Franklin D. Roosevelt started the dam as a make-work project, along with Bonneville Dam on the lower Columbia, in 1933. He used Public Works Administration funds, without congressional blessing.
What he started was a low dam, a couple of hundred feet high, that would only produce electricity. It did not include any of the irrigation features that were the reason local supporters had fought for the project.
So the battle for authorization of the "high dam" that would bring water to the project switched to Congress.
In the meantime, there were loud cries of opposition to the dam from all directions, suggesting that there was no market for all the new power that would be produced.
The key to the success of the congressional authorization was the majority leader of the House of Representatives, a man by the name of Sam Billingsley Hill, of the 5th District.

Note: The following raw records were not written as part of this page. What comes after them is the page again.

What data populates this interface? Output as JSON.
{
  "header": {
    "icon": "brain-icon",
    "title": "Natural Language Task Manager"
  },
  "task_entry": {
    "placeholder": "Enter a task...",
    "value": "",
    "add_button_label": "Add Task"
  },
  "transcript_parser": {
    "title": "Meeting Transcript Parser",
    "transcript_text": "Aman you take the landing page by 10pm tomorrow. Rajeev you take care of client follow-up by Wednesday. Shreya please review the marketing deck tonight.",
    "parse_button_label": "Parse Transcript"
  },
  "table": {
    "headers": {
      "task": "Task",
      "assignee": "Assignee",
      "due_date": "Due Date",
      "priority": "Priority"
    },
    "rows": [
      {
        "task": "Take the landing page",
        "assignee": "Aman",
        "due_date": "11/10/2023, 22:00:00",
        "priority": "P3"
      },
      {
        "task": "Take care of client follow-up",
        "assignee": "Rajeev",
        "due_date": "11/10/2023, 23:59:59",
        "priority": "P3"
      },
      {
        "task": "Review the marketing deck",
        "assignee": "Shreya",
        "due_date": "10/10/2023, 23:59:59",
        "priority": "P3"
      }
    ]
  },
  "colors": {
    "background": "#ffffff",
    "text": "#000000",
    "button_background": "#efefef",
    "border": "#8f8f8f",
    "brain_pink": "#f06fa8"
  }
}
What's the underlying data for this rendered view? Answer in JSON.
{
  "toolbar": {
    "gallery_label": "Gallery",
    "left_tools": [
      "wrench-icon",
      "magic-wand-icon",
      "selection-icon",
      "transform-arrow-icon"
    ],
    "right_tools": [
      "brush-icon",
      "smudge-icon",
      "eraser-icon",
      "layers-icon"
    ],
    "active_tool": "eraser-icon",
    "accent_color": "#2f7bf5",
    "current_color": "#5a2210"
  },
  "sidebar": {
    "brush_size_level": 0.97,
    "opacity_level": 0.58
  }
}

Hill was a Waterville attorney who had moved from Izzard County, Ark., early in the last century.
He was a cousin of the late Kirby Billingsley, Chelan County PUD's longtime commissioner and manager.
It was Hill's commitment to the project and his leadership in the House that enabled the "high dam bill" to be passed by that body. It was later approved by the U.S. Senate.
Without Hill, it is questionable whether we would see the project today.